The U.S. National Science Foundation-supported findings were published in Proceedings of the National Academy of Sciences. “This study is a great example of the importance of basic research in understanding the complex interactions in the earth system -- land, ocean, ice sheets and atmosphere – under the influence of human activities,” said Rainer Amon, a program director in NSF’s Office of Polar Programs.

Tiny floating photosynthetic organisms known as phytoplankton form the base of the marine ecosystem. These microscopic creatures are also important to the planet, producing roughly half the oxygen in Earth's atmosphere.

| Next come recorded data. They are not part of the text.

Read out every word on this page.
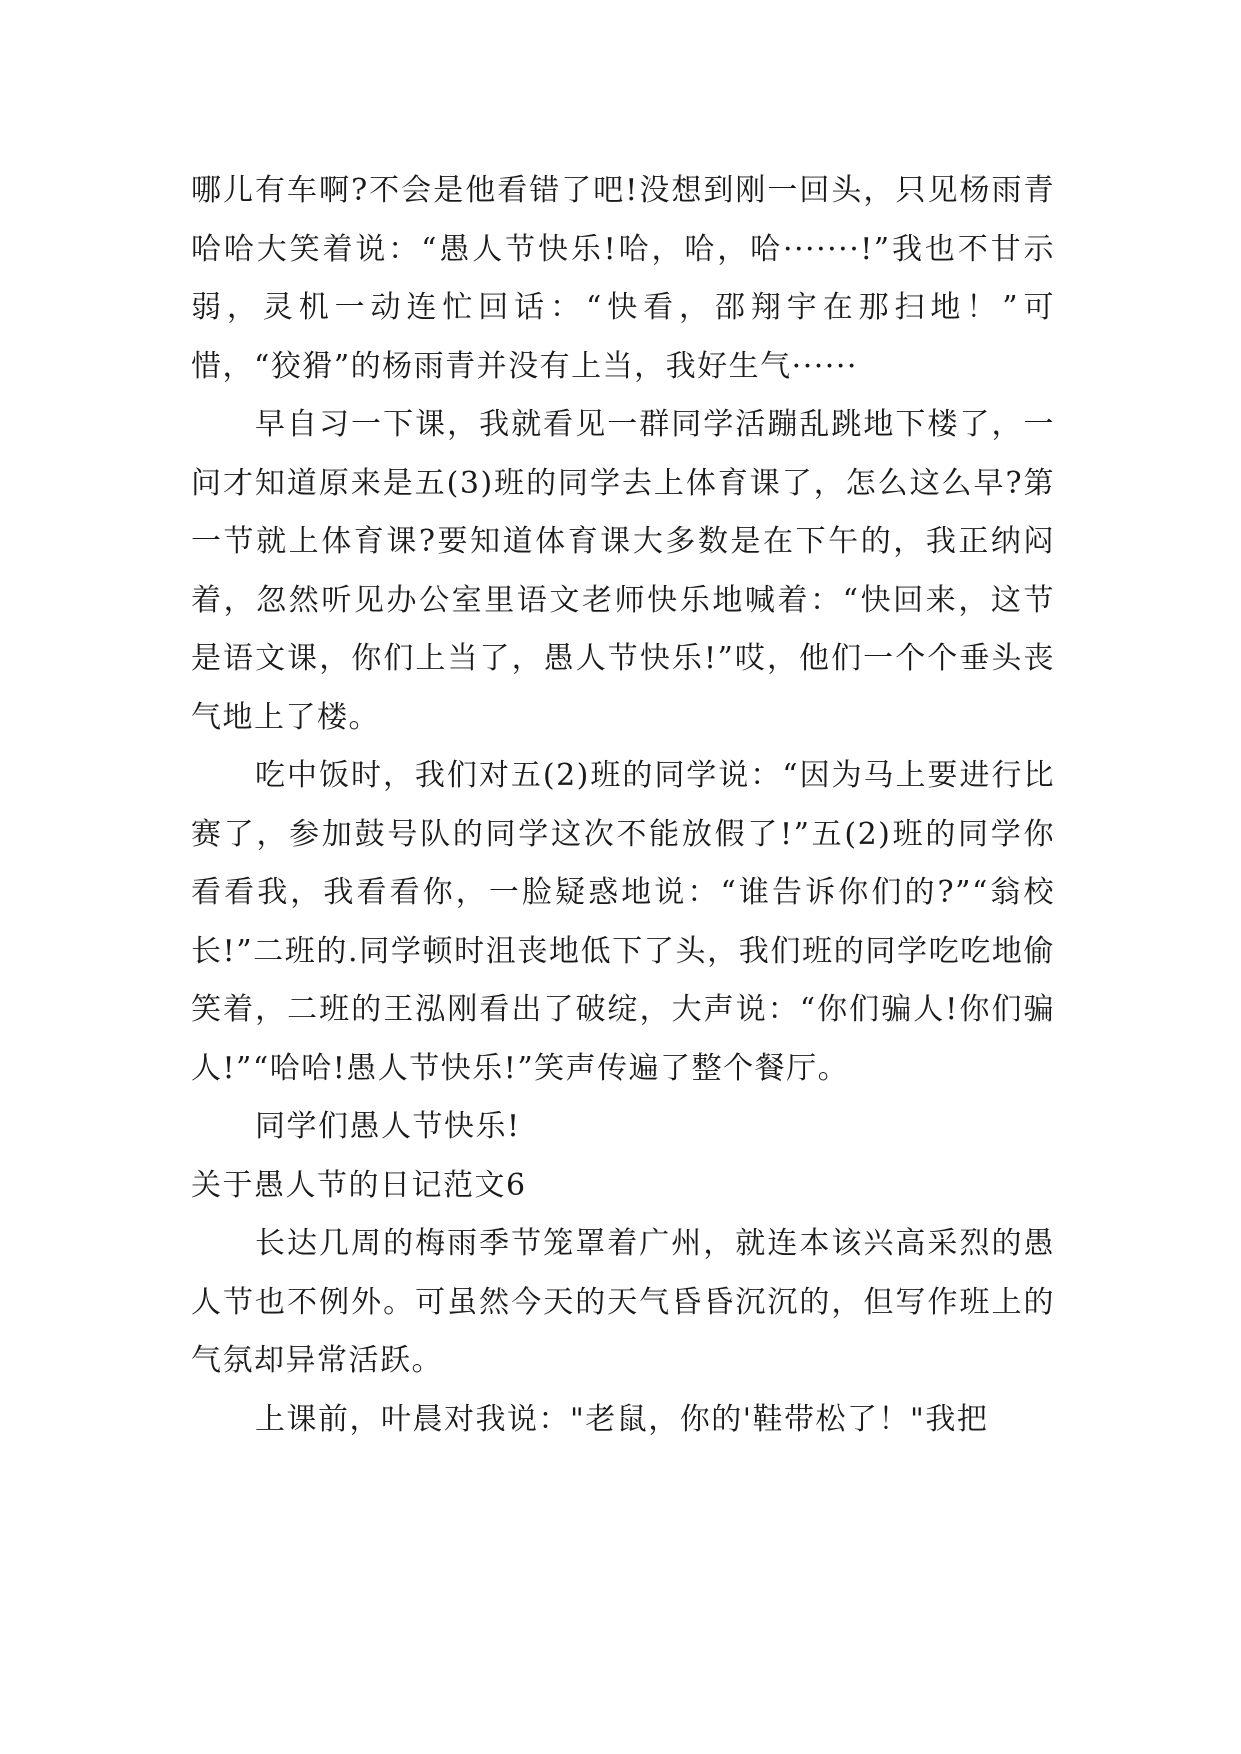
哪儿有车啊?不会是他看错了吧!没想到刚一回头，只见杨雨青哈哈大笑着说：“愚人节快乐!哈，哈，哈·······!”我也不甘示弱，灵机一动连忙回话：“快看，邵翔宇在那扫地！”可惜，“狡猾”的杨雨青并没有上当，我好生气······

早自习一下课，我就看见一群同学活蹦乱跳地下楼了，一问才知道原来是五(3)班的同学去上体育课了，怎么这么早?第一节就上体育课?要知道体育课大多数是在下午的，我正纳闷着，忽然听见办公室里语文老师快乐地喊着：“快回来，这节是语文课，你们上当了，愚人节快乐!”哎，他们一个个垂头丧气地上了楼。

吃中饭时，我们对五(2)班的同学说：“因为马上要进行比赛了，参加鼓号队的同学这次不能放假了!”五(2)班的同学你看看我，我看看你，一脸疑惑地说：“谁告诉你们的?”“翁校长!”二班的.同学顿时沮丧地低下了头，我们班的同学吃吃地偷笑着，二班的王泓刚看出了破绽，大声说：“你们骗人!你们骗人!”“哈哈!愚人节快乐!”笑声传遍了整个餐厅。

同学们愚人节快乐!

关于愚人节的日记范文6

长达几周的梅雨季节笼罩着广州，就连本该兴高采烈的愚人节也不例外。可虽然今天的天气昏昏沉沉的，但写作班上的气氛却异常活跃。

上课前，叶晨对我说："老鼠，你的'鞋带松了！"我把
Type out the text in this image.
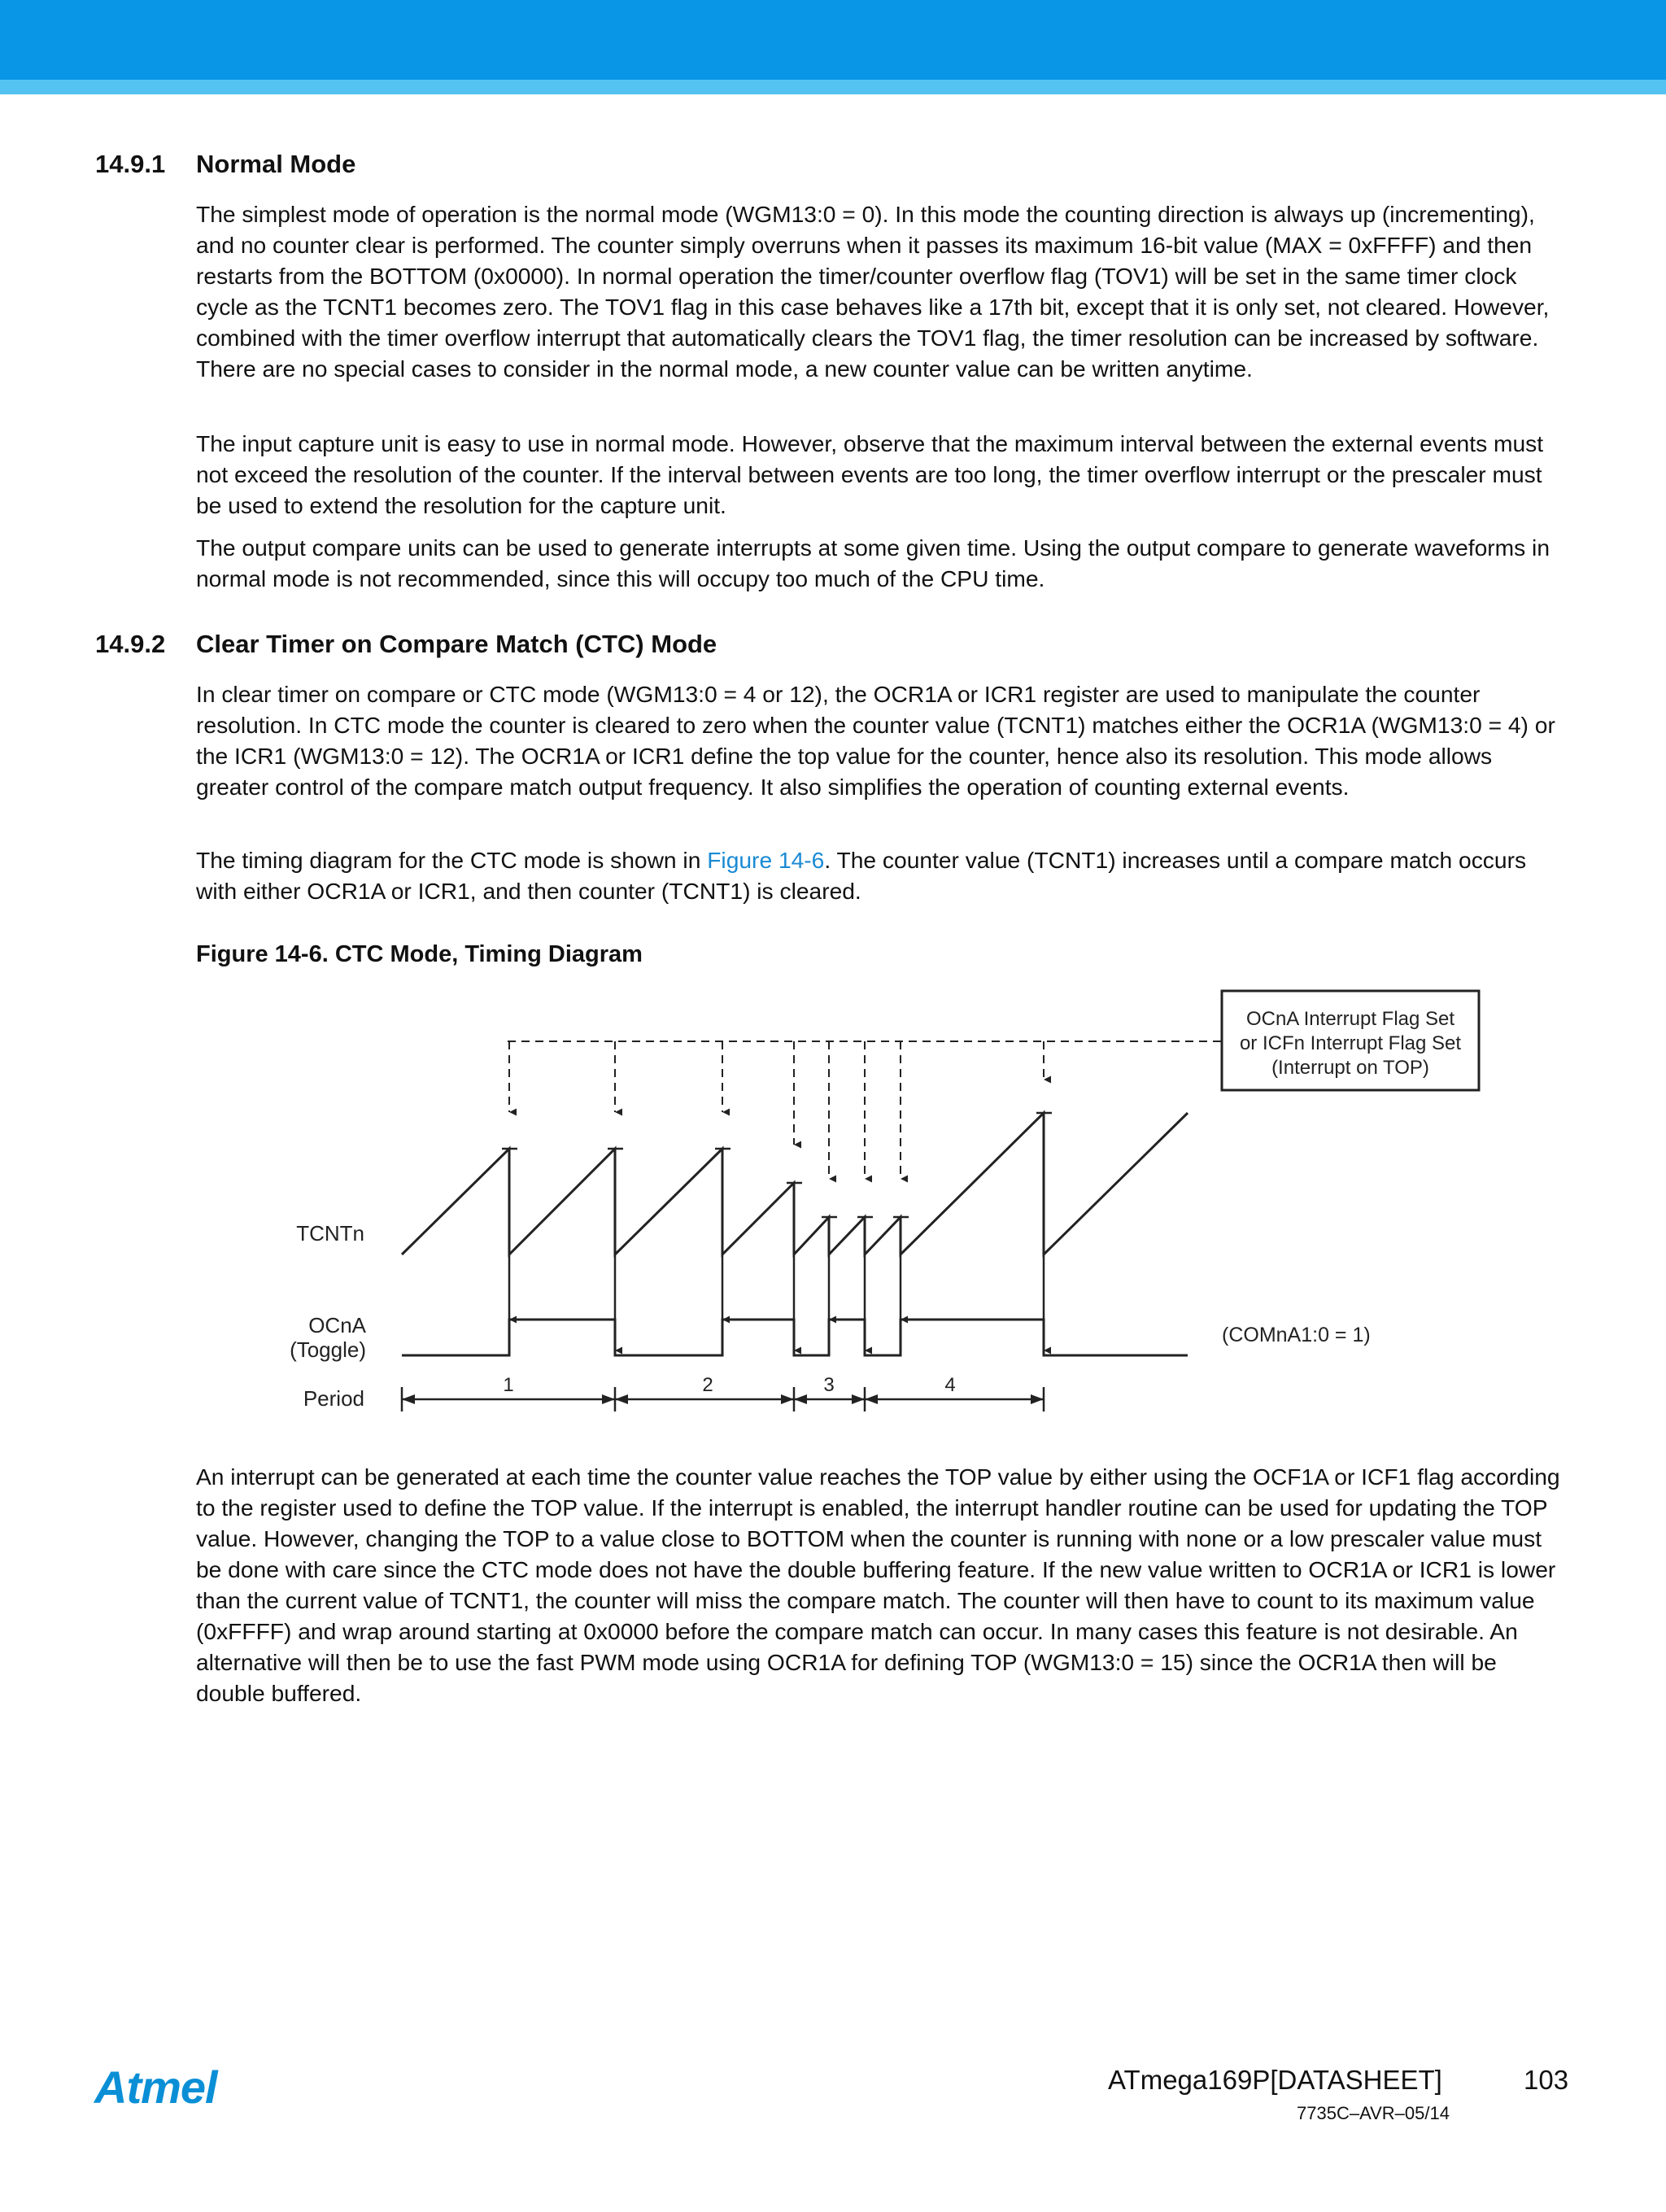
14.9.1 Normal Mode

The simplest mode of operation is the normal mode (WGM13:0 = 0). In this mode the counting direction is always up (incrementing), and no counter clear is performed. The counter simply overruns when it passes its maximum 16-bit value (MAX = 0xFFFF) and then restarts from the BOTTOM (0x0000). In normal operation the timer/counter overflow flag (TOV1) will be set in the same timer clock cycle as the TCNT1 becomes zero. The TOV1 flag in this case behaves like a 17th bit, except that it is only set, not cleared. However, combined with the timer overflow interrupt that automatically clears the TOV1 flag, the timer resolution can be increased by software. There are no special cases to consider in the normal mode, a new counter value can be written anytime.

The input capture unit is easy to use in normal mode. However, observe that the maximum interval between the external events must not exceed the resolution of the counter. If the interval between events are too long, the timer overflow interrupt or the prescaler must be used to extend the resolution for the capture unit.

The output compare units can be used to generate interrupts at some given time. Using the output compare to generate waveforms in normal mode is not recommended, since this will occupy too much of the CPU time.

14.9.2 Clear Timer on Compare Match (CTC) Mode

In clear timer on compare or CTC mode (WGM13:0 = 4 or 12), the OCR1A or ICR1 register are used to manipulate the counter resolution. In CTC mode the counter is cleared to zero when the counter value (TCNT1) matches either the OCR1A (WGM13:0 = 4) or the ICR1 (WGM13:0 = 12). The OCR1A or ICR1 define the top value for the counter, hence also its resolution. This mode allows greater control of the compare match output frequency. It also simplifies the operation of counting external events.

The timing diagram for the CTC mode is shown in Figure 14-6. The counter value (TCNT1) increases until a compare match occurs with either OCR1A or ICR1, and then counter (TCNT1) is cleared.

Figure 14-6. CTC Mode, Timing Diagram
OCnA Interrupt Flag Set
or ICFn Interrupt Flag Set
(Interrupt on TOP)
1	2	3	4
TCNTn
OCnA
(Toggle)
Period
(COMnA1:0 = 1)

An interrupt can be generated at each time the counter value reaches the TOP value by either using the OCF1A or ICF1 flag according to the register used to define the TOP value. If the interrupt is enabled, the interrupt handler routine can be used for updating the TOP value. However, changing the TOP to a value close to BOTTOM when the counter is running with none or a low prescaler value must be done with care since the CTC mode does not have the double buffering feature. If the new value written to OCR1A or ICR1 is lower than the current value of TCNT1, the counter will miss the compare match. The counter will then have to count to its maximum value (0xFFFF) and wrap around starting at 0x0000 before the compare match can occur. In many cases this feature is not desirable. An alternative will then be to use the fast PWM mode using OCR1A for defining TOP (WGM13:0 = 15) since the OCR1A then will be double buffered.

Atmel	ATmega169P[DATASHEET]	103
7735C–AVR–05/14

Since phytoplankton are hard to count, scientists attempt to measure their abundance in other ways. Phytoplankton emit dimethyl sulfide, an odorous gas that gives beaches their distinctive smell. Once airborne, the dimethyl sulfide converts to methanesulfonic acid (MSA) and sulfate. These eventually fall out onto land or snow, making ice cores one way to measure past population sizes.

"Greenland ice cores show a decline in MSA concentrations over the industrial era, which was concluded to be a sign of declining primary productivity in the North Atlantic," said UW lead author Ursula Jongebloed. "But our study of sulfate in a Greenland ice core shows that MSA alone can't tell us the whole story when it comes to primary productivity."

Since the mid-1800s, factories and tailpipes have also been spewing sulfur-containing gases into the air. Those gases have slightly different forms of sulfur atoms which make it possible to distinguish the marine and land-based sources in ice cores.

The new study goes farther back than the previous one by measuring several sulfur-containing molecules in an ice core from central Greenland with layers spanning the years 1200 to 2006. The authors show that human-generated pollutants changed the atmosphere's chemistry. This, in turn, altered the fate of the gases emitted by phytoplankton.

"When looking at the ice cores, we found that sulfate derived from phytoplankton increased during the industrial era," Jongebloed said. "In other words, the decline in MSA is 'offset' by the simultaneous increase in phytoplankton-derived sulfate, indicating that phytoplankton-derived sulfur emissions have remained stable overall."

Added senior author Becky Alexander, a UW atmospheric scientist, "Measuring both MSA and phytoplankton-derived sulfate gives us a fuller picture of how the emissions from marine primary producers have changed — or not changed — over time."